Bireyler yaşamları boyunca birden fazla statüye sahip olur. Ancak bunlardan bir tanesi toplumda daha ağır basmaktadır. Bu da genellikle kişinin mesleğinin ona atfettiği statüdür. Bu statü ‘anahtar statü’ olarak karşımıza çıkmaktadır. Anahtar statü sonradan kazanılan ve değişen statülere örnek gösterilebilir (www.paradoks.org/02.04.2010).
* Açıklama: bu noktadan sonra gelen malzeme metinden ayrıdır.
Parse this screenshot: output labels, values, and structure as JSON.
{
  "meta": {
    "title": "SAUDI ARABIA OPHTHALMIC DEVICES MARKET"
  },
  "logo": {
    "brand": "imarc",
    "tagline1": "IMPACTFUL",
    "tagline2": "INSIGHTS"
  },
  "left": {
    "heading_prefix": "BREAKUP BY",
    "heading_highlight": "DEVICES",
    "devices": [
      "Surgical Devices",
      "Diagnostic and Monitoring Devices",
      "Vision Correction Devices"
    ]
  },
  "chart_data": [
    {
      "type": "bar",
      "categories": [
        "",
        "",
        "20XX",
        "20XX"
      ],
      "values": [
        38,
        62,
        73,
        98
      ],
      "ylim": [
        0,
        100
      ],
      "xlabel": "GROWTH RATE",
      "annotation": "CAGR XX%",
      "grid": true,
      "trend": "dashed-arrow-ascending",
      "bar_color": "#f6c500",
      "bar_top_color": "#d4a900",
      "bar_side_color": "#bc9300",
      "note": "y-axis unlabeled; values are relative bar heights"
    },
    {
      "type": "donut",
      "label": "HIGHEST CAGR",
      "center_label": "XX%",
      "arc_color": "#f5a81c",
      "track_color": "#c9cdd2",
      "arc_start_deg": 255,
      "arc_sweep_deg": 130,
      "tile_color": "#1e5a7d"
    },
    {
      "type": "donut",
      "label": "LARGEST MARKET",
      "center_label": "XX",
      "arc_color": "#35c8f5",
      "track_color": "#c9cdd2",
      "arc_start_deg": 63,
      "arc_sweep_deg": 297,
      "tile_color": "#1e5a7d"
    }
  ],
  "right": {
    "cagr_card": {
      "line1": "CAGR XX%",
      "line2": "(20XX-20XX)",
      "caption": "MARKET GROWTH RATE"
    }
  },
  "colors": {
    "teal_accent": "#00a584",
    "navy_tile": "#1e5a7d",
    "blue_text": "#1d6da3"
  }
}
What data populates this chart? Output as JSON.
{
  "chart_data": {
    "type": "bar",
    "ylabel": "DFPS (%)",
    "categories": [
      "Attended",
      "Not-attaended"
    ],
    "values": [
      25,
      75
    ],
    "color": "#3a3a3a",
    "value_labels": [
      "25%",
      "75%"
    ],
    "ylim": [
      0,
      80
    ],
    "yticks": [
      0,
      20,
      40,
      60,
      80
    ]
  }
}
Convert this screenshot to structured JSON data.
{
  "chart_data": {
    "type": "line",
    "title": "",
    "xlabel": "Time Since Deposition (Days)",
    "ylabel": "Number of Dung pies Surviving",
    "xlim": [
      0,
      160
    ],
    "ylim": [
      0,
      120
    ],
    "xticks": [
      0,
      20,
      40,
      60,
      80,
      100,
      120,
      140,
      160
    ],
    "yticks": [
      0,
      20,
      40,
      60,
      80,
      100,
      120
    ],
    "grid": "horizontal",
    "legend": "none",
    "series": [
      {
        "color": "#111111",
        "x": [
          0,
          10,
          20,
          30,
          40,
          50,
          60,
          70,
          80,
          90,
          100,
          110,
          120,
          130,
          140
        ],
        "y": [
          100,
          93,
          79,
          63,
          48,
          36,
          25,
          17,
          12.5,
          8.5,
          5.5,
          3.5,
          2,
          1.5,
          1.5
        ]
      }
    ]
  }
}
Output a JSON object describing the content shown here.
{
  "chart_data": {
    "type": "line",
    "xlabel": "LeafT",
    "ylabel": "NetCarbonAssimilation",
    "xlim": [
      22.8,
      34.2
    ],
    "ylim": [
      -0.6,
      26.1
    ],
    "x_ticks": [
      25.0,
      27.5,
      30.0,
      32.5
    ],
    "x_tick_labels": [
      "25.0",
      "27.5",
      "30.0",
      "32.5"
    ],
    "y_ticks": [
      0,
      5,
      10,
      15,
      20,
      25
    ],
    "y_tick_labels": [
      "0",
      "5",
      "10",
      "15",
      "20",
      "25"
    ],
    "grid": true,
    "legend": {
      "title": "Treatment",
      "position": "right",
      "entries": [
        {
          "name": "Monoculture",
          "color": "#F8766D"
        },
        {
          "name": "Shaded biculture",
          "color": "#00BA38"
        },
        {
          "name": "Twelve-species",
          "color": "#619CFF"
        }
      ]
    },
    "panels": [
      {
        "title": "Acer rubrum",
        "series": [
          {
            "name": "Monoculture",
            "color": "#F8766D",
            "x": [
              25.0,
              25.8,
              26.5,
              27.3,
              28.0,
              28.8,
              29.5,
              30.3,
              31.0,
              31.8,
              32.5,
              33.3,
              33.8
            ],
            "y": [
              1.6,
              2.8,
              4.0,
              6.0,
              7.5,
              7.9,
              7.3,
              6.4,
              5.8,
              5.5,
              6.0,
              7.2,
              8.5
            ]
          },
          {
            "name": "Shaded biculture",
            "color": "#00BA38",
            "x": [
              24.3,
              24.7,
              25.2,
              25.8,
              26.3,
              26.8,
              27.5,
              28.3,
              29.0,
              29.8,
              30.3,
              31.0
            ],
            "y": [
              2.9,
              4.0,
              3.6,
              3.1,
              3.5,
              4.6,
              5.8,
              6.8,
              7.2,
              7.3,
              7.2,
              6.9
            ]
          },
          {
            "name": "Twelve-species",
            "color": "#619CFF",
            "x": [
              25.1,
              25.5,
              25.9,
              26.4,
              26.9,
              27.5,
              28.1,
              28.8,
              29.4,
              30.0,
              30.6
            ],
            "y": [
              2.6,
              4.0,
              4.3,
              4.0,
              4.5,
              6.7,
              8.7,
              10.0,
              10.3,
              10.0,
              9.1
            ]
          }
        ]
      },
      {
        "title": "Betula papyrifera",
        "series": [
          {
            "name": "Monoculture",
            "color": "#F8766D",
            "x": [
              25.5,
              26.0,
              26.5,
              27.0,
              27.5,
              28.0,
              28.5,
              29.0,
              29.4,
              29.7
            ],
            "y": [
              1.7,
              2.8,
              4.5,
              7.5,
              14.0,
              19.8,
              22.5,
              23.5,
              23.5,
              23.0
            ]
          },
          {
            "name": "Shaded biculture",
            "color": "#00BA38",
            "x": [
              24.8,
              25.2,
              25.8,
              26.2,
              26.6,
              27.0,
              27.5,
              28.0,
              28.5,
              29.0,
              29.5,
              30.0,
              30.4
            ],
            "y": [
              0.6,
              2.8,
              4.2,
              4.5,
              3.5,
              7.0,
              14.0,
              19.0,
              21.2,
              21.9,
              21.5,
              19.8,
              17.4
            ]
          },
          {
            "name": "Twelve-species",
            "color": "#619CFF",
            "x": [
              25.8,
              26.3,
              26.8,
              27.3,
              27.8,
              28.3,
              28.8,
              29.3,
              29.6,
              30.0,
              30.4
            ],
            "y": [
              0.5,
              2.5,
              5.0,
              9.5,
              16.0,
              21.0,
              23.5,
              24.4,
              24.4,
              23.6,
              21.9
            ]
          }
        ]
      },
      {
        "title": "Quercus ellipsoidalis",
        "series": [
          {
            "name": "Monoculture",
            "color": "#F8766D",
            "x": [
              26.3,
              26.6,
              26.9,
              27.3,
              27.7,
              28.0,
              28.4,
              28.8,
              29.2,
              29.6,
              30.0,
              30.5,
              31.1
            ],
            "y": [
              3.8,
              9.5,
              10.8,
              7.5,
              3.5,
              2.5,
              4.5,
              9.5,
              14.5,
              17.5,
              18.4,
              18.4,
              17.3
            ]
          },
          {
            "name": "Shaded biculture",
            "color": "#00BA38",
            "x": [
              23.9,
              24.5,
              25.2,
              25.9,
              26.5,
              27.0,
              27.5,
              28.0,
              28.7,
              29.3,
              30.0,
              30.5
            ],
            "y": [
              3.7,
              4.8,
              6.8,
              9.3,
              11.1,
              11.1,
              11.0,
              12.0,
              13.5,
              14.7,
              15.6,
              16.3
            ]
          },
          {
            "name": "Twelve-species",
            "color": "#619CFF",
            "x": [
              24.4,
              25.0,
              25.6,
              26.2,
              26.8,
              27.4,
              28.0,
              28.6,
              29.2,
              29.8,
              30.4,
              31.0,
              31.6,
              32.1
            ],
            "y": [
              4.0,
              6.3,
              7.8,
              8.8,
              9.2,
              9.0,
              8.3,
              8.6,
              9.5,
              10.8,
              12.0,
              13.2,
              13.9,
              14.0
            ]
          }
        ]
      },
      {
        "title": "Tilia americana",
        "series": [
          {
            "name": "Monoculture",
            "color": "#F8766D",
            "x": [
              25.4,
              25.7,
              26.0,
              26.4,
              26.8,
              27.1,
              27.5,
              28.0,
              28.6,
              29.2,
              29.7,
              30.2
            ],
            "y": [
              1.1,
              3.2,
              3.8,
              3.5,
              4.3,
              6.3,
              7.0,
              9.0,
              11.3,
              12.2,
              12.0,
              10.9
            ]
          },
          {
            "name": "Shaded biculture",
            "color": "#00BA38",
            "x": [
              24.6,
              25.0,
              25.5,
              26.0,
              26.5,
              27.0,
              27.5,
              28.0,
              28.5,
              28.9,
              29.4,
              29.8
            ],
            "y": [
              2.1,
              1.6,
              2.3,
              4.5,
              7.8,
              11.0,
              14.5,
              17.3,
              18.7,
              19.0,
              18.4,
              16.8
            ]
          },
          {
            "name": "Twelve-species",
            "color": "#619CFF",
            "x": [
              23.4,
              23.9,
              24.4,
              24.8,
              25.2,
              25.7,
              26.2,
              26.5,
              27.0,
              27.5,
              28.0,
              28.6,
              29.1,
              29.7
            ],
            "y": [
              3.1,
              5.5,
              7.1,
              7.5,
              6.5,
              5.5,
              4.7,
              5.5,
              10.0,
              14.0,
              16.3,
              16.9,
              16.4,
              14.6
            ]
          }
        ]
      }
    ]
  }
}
Kişi sosyal yapıda sahip olduğu demografik özellikleri ile belirli bir duruş sergiler. Geldiği köken ve cinsiyeti de toplumdaki duruşunu önemli ölçüde etkilemektedir. Statünün belirleyicisi olarak görülen bu faktörler arasında önemli bir ayrım bulunmaktadır. Bu ayrım ‘atfedilen (verilmiş)’ ve ‘başarılan (kazanılmış)’ statü olarak kendini gösterir. Bu ayrımın netleşmesi açısından her iki statü türüne de ayrıntılı olarak değinmek yerinde olacaktır.

2. 1. 1. Atfedilen Statü

Atfedilen statü, toplumun bireye uyguladığı değerlendirme ölçütlerinin bir sonucudur. Burada bireyin kendi statüsü üzerinde herhangi bir etkide bulunması söz konusu değildir. Atfedilen statü, kapalı tabakalaşma sisteminin uygulandığı toplumlarda yaygın olarak görülmektedir. Bu toplumlarda bireylerin statüleri genel olarak doğuştan gelen özellikleri (ırk, renk, cinsiyet vs) ve içine doğdukları şartlar ile (zenginlik ya da yoksulluk gibi) belirlenmektedir. Kapalı tabakalaşma sisteminde tabakalar arasında geçiş söz konusu değildir. Bu nedenle sahip olunan statüler hiçbir zaman değişmemektedir. Kast sistemi kapalı toplumlara verilebilecek önemli bir örnektir (Kızılçelik ve Erjem, 1992: 231 ).

Soy ölçütü atfedilen statünün ilk akla gelen örneğidir. Şurası bir gerçek ki, toplumun yönetim şekli, değer yargıları ya da inanışı ne olursa olsun her toplumda soy bağı kişiye ayrıcalık ya da aşağı bir pozisyon verir. Etnik kökenin statü açısından önemli bir kıstas olduğu toplumlarda ‘eşitsizlik’ hat safhadadır. Dolayısıyla bazı gruplar toplumsal tabaka katmanının üst kesiminde bazıları ise alt kesiminde yer almaktadır. Üst kesimde bulunan gruplar sosyo-kültürel ve ekonomik anlamda önemli imtiyazlara sahip iken alt kesimdeki gruplar hukuki, sosyal ve ekonomik haklardan yeterince faydalanamamaktadır.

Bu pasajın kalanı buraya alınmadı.